When she reached the farm on the hill, Joe Stockman and Thomas Palk had been for an hour in conversation. It was an evening when in good heart and more than usually amiable, Joe had offered his horseman a "spot of whisky" from his own bottle, and Thomas, accepting it, had cautiously entered upon a little matter for some time in his mind.
Susan sat at the table mending her father's socks, while the men were by the hearth, for the kitchen fire never went out at Falcon Farm and Joe always found it agreeable after sun-down, even in high summer.
Mr. Palk crept to his theme with great strategy. He spoke of the price of commodities in general and the difficulties that confronted even a bachelor with a good home and satisfactory work.
"The thought of a new black coat do make you tremble nowadays," he said.
"Then put the thought away from you, Thomas," advised Mr. Stockman. "I'm often wishful for little comforts myself, as is natural at my time of life; but I say to myself, 'The times are hard and these ban't days to set an example of selfishness.' The times are lean, Thomas, and we've got to practise the vartue of going without—high and low alike."
"Everybody knows one thing: that everybody else did ought to be working harder," said Susan. "You hear it all round. Where I go, up or down, I always seem to find men loafing about saying the people did ought to be working harder."
"True for you, Soosie-Toosie. I've marked the like. 'Tis all very well for Thomas here to say the prices be cruel; but the question is, 'Why are they?' And I'll tell you for why. Labour says Capital ought to give more; and Capital says Labour ought to work harder; and so they both stand chattering at each other like magpies and saying the country's going to the devil. Whereas, if they'd take a lesson from us of the land and put their backs into it with good will, the sun would soon come from behind the cloud. If each man would mind his own business and not waste his time judging his neighbour and envying him, we'd get a move on. You don't find the professional people grizzling and whining for more money—doctors and lawyers and such like. Nor farmers neither."
"No," said Thomas, "because their job pays and they fetch in the cash and have enough to put by. I'd be so cheerful as them if I could make so much. I'd work like hell pulling mangel if I could get half as much by it as a dentist do pulling teeth. And the great puzzle to me is why for should pulling teeth be worth a fortune and pulling mangel deny me a new Sunday coat?"

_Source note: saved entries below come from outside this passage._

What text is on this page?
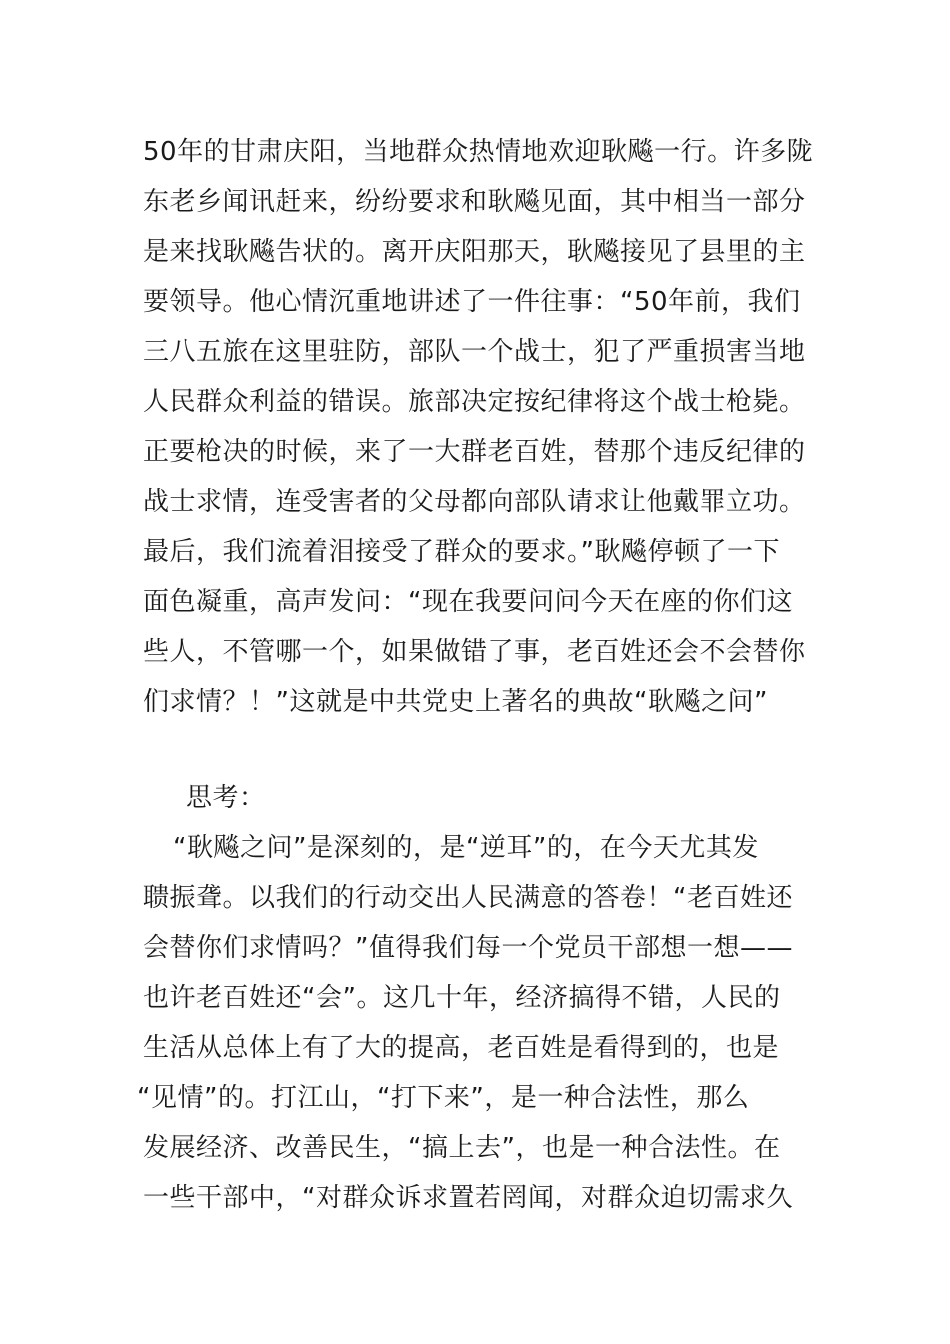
50年的甘肃庆阳，当地群众热情地欢迎耿飚一行。许多陇
东老乡闻讯赶来，纷纷要求和耿飚见面，其中相当一部分
是来找耿飚告状的。离开庆阳那天，耿飚接见了县里的主
要领导。他心情沉重地讲述了一件往事：“50年前，我们
三八五旅在这里驻防，部队一个战士，犯了严重损害当地
人民群众利益的错误。旅部决定按纪律将这个战士枪毙。
正要枪决的时候，来了一大群老百姓，替那个违反纪律的
战士求情，连受害者的父母都向部队请求让他戴罪立功。
最后，我们流着泪接受了群众的要求。”耿飚停顿了一下
面色凝重，高声发问：“现在我要问问今天在座的你们这
些人，不管哪一个，如果做错了事，老百姓还会不会替你
们求情？！”这就是中共党史上著名的典故“耿飚之问”
思考：
“耿飚之问”是深刻的，是“逆耳”的，在今天尤其发
聩振聋。以我们的行动交出人民满意的答卷！“老百姓还
会替你们求情吗？”值得我们每一个党员干部想一想——
也许老百姓还“会”。这几十年，经济搞得不错，人民的
生活从总体上有了大的提高，老百姓是看得到的，也是
“见情”的。打江山，“打下来”，是一种合法性，那么
发展经济、改善民生，“搞上去”，也是一种合法性。在
一些干部中，“对群众诉求置若罔闻，对群众迫切需求久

"Never heard you to say such a foolish thing afore, Thomas," answered Joe. "My dear man, you voice the whole silly staple of Labour when you say that. And I always thought you was above the masses in your ideas, as we all are to Buckland—or most of us. A thing is only worth what it will fetch, Thomas, and the root of our trouble at this minute is because Labour is forcing Capital to pay it more than it did ought to fetch."
"Labour's worth what it can get," ventured Susan, and her father rebuked her.